A female trader works on the floor of the New York Stock Exchange in New York City on Jan. 3, 2012

Reading hedge-fund giant Paul Tudor Jones’ recent comments that having babies makes women bad traders reminded me of a close friend of mine, a very senior investment banker at a major Wall Street firm, who once worked for someone she called the Screamer. I would regularly show up to lunches or dinners with my friend and hear stories about how the Screamer had shouted yet another round of expletives during a conference call or thrown something at his secretary. I was always amazed that a man this emotionally unhinged had been allowed to hold any position of power, let alone one in which he was running billions of dollars of other people’s money.

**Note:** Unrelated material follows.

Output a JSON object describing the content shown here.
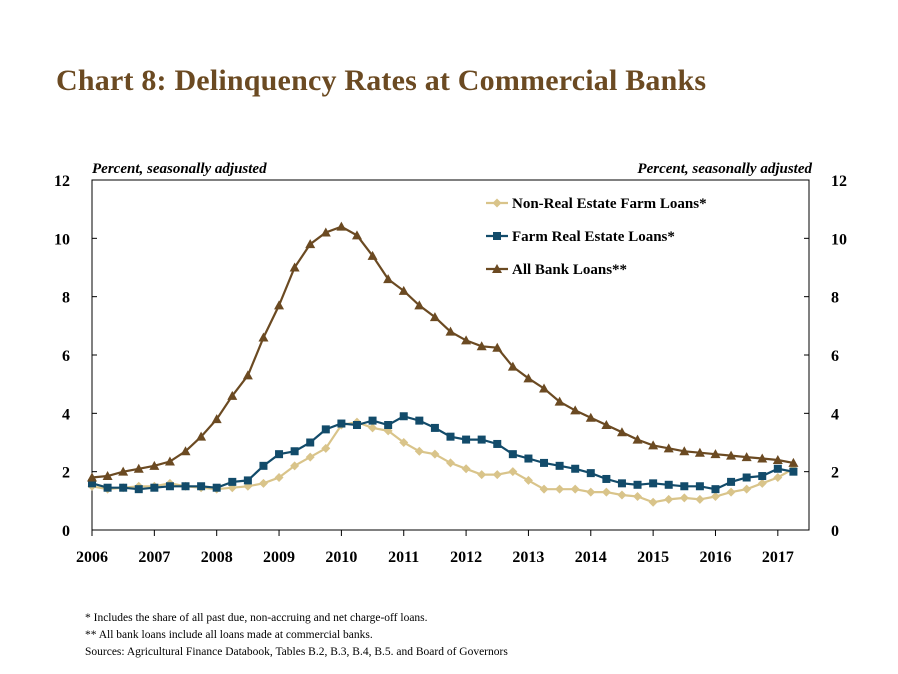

Which is why Jones’ comments are so fascinating, and so flawed. If I’m reading his rather convoluted argument correctly, he’s saying that women can’t be good traders because they are too much at the mercy of their emotions. Actually, plenty of research has shown just the opposite. In the best-selling book, The Hour Between Dog and Wolf, John Coates, a former trader who is now a neuroscientist at Cambridge University, looks at just how emotionally influenced traders — mainly men — are. Coates finds that fluctuations in traders’ hormones play a crucial and unexamined role in the financial markets, creating major boom-and-bust cycles as vast amounts of dopamine flood the brain during a good — or bad — trade. Indeed, it’s a snowballing cycle, as traders need ever-bigger doses of dopamine to feel the buzz.

London Whale anyone?

What’s interesting is that female traders don’t go as much to those extremes. Research shows they tend to be more risk-adverse, yes, but that means that while they avoid the highs and lows, they can often have better returns than men.

(MORE: Why We Need More Female Traders on Wall Street)

I’m guessing that vast amounts of dopamine in the brain during a billion-dollar trade make you just as emotional as having a baby does. Maybe that’s one reason that regulators on both sides of the Atlantic are looking to start tracking traders’ hormone levels as a matter of public policy and financial safety, as my friend, Financial Times columnist Gillian Tett, noted in a piece last year.

All I can say is that if I had my money invested with Paul Tudor Jones, I might want to know more about his risk-mitigation strategies.